L-Protein Engineering - Option 1: Mutagenesis

Step 1: Information Gathering

Here are the L-protein and Dnaj sequences

Lysis Protein Sequence (UniProtKB ID: P03609) METRFPQQSQQTPASTNRRRPFKHEDYPCRRQQRSSTLYVLIFLAIFLSKFTNQLLLSLLEAVIRTVTTLQQLLT

DnaJ sequence (UniProtKB ID: P03609) MAKQDYYEILGVSKTAEEREIRKAYKRLAMKYHPDRNQGDKEAEAKFKEIKEAYEVLTDSQKRAAYDQYGHAAFEQGGMGGGGFGGGADFSDIFGDVFGDIFGGGRGRQRAARGADLRYNMELTLEEAVRGVTKEIRIPTLEECDVCHGSGAKPGTQPQTCPTCHGSGQVQMRQGFFAVQQTCPHCQGRGTLIKDPCNKCHGHGRVERSKTLSVKIPAGVDTGDRIRLAGEGEAGEHGAPAGDLYVQVQVKQHPIFEREGNNLYCEVPINFAMAALGGEIEVPTLDGRVKLKVPGETQTGKLFRMRGKGVKSVRGGAQGDLLCRVVVETPVGLNERQKQLLQELQESFGGPTGEHNSPRSKSFFDGVKKFFDDLTR

Note: Lysis protein contains a soluble N-terminal domain followed by a transmembrane protein (blue/last 35 residues). Transmembrane protein affects the lysis activity. The soluble domain (green) is the domain responsible for interaction with DnaJ. Soluble N-terminal domain: METRFPQQSQQTPASTNRRRPFKHEDYPCRRQQRSSTLYV TM domain: LIFLAIFLSKFTNQLLLSLLEAVIRTVTTLQQLLT

Additionally, here’s a screenshot of the BLAST results for L-protein:

Lastly, these results were aligned using Clustal Omega, revealing a highly conserved “island” (HEDYPCRRQQRSST) at residues 24-38. These sites will be avoided during mutagenesis to preserve the critical interaction with DnaJ and overall biological function of the phage.

Clustal Job ID: clustalo-I20260311-043120-0780-2033785-p2m

Step 2: Variant Selection Approach

My approach is very straightforward: I combined computational LLR scores with experimental lab data using a copy of the HTGAA Colab. I filtered for mutations that showed “active lysis” (value 1) in the experimental spreadsheet and high positive LLR scores in the notebook.

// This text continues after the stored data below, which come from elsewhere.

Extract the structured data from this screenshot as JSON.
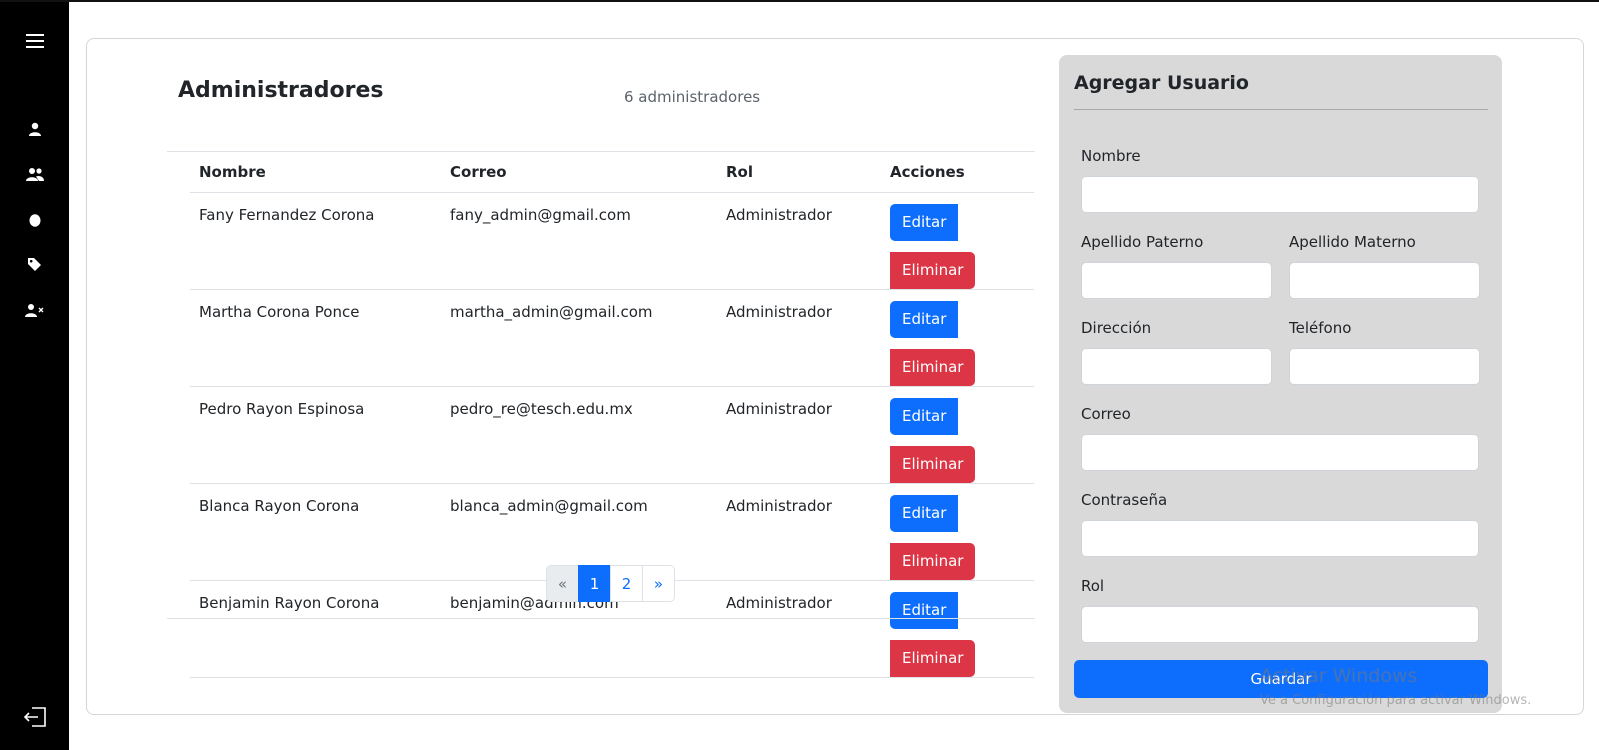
{
  "sidebar": {
    "icons": [
      "menu-icon",
      "user-icon",
      "users-icon",
      "egg-icon",
      "tag-icon",
      "user-remove-icon",
      "logout-icon"
    ]
  },
  "header": {
    "title": "Administradores",
    "count": "6 administradores"
  },
  "table": {
    "columns": [
      "Nombre",
      "Correo",
      "Rol",
      "Acciones"
    ],
    "rows": [
      {
        "name": "Fany Fernandez Corona",
        "email": "fany_admin@gmail.com",
        "role": "Administrador"
      },
      {
        "name": "Martha Corona Ponce",
        "email": "martha_admin@gmail.com",
        "role": "Administrador"
      },
      {
        "name": "Pedro Rayon Espinosa",
        "email": "pedro_re@tesch.edu.mx",
        "role": "Administrador"
      },
      {
        "name": "Blanca Rayon Corona",
        "email": "blanca_admin@gmail.com",
        "role": "Administrador"
      },
      {
        "name": "Benjamin Rayon Corona",
        "email": "benjamin@admin.com",
        "role": "Administrador"
      }
    ],
    "edit_label": "Editar",
    "delete_label": "Eliminar"
  },
  "pagination": {
    "prev": "«",
    "pages": [
      "1",
      "2"
    ],
    "active": "1",
    "next": "»"
  },
  "form": {
    "title": "Agregar Usuario",
    "nombre": "Nombre",
    "apellido_paterno": "Apellido Paterno",
    "apellido_materno": "Apellido Materno",
    "direccion": "Dirección",
    "telefono": "Teléfono",
    "correo": "Correo",
    "contrasena": "Contraseña",
    "rol": "Rol",
    "save_label": "Guardar"
  },
  "watermark": {
    "line1": "Activar Windows",
    "line2": "Ve a Configuración para activar Windows."
  },
  "colors": {
    "primary": "#0d6efd",
    "danger": "#dc3545",
    "sidebar": "#000000",
    "panel": "#d9d9d9"
  }
}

Step 3: Filtering and Ranking

I used AlphaFold 3 to model the 8-chain assembly. This step was used to rank candidates that showed both positive computational scores and confirmed experimental activity, ensuring they don’t disrupt the pore’s symmetry.

Step 4: Final Mutated Sequences

These 5 mutations were selected because they are experimentally proven to maintain lysis (score 1) and show improved or stable computational scores.

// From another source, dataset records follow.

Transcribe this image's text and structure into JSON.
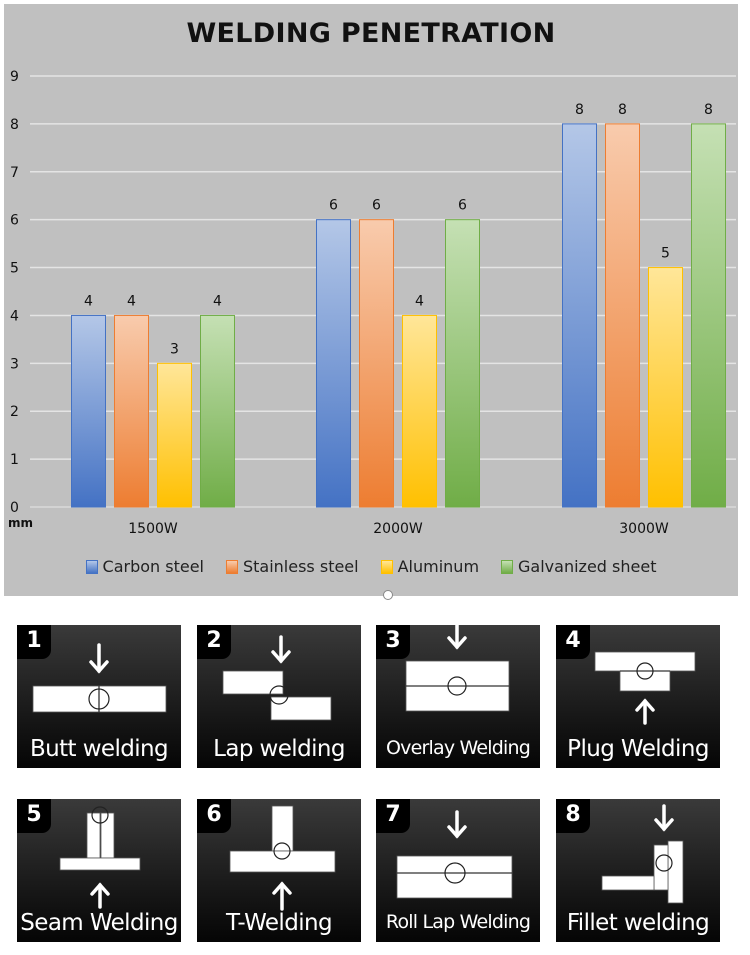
{
  "chart_data": {
    "type": "bar",
    "title": "WELDING PENETRATION",
    "xlabel": "",
    "ylabel": "mm",
    "ylim": [
      0,
      9
    ],
    "yticks": [
      "0",
      "1",
      "2",
      "3",
      "4",
      "5",
      "6",
      "7",
      "8",
      "9"
    ],
    "grid": true,
    "legend_position": "bottom",
    "categories": [
      "1500W",
      "2000W",
      "3000W"
    ],
    "series": [
      {
        "name": "Carbon steel",
        "color": "#4472C4",
        "light": "#B4C7E7",
        "values": [
          4,
          6,
          8
        ]
      },
      {
        "name": "Stainless steel",
        "color": "#ED7D31",
        "light": "#F8CBAD",
        "values": [
          4,
          6,
          8
        ]
      },
      {
        "name": "Aluminum",
        "color": "#FFC000",
        "light": "#FFE699",
        "values": [
          3,
          4,
          5
        ]
      },
      {
        "name": "Galvanized sheet",
        "color": "#70AD47",
        "light": "#C5E0B4",
        "values": [
          4,
          6,
          8
        ]
      }
    ]
  },
  "welding_types": [
    {
      "number": "1",
      "label": "Butt welding",
      "diagram": "butt"
    },
    {
      "number": "2",
      "label": "Lap welding",
      "diagram": "lap"
    },
    {
      "number": "3",
      "label": "Overlay Welding",
      "diagram": "overlay"
    },
    {
      "number": "4",
      "label": "Plug Welding",
      "diagram": "plug"
    },
    {
      "number": "5",
      "label": "Seam Welding",
      "diagram": "seam"
    },
    {
      "number": "6",
      "label": "T-Welding",
      "diagram": "t"
    },
    {
      "number": "7",
      "label": "Roll Lap Welding",
      "diagram": "rolllap"
    },
    {
      "number": "8",
      "label": "Fillet welding",
      "diagram": "fillet"
    }
  ]
}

Region	Mutation	LLR Score (ESM-2)	Experimental Lysis	Rationale
Soluble	S9Q	2.01	Active (1)	High computational confidence; replaces Serine with Glutamine to stabilize the N-terminal loop.
Soluble	C29R	2.39	Active (1)	One of the top scores; removing this Cysteine likely prevents incorrect disulfide bonding.
TM Domain	Y39L	2.24	Active (1)	High confidence score in the TM interface; optimizes hydrophobicity for membrane entry.
TM Domain	A45L	1.53	Active (1)	Consistent with experimental data; improves the hydrophobic core of the lytic pore.
TM Domain	N53L	1.86	Active (1)	Replaces a polar Asparagine with Leucine, significantly improving helix-helix packing in the multimer.

S9Q mutation 8-chain assembly:

C29R mutation 8-chain assembly:

Y39L mutation 8-chain assembly:

A45L mutation 8-chain assembly:

N53L mutation 8-chain assembly:

While AF3 structures were used to visualize the multimeric orientation, the ipTM scores remained low (~0.17) across all mutations. This is expected given the small, intrinsically disordered nature of the L-protein and the high flexibility required for its lytic function, which challenges standard multimeric confidence metrics.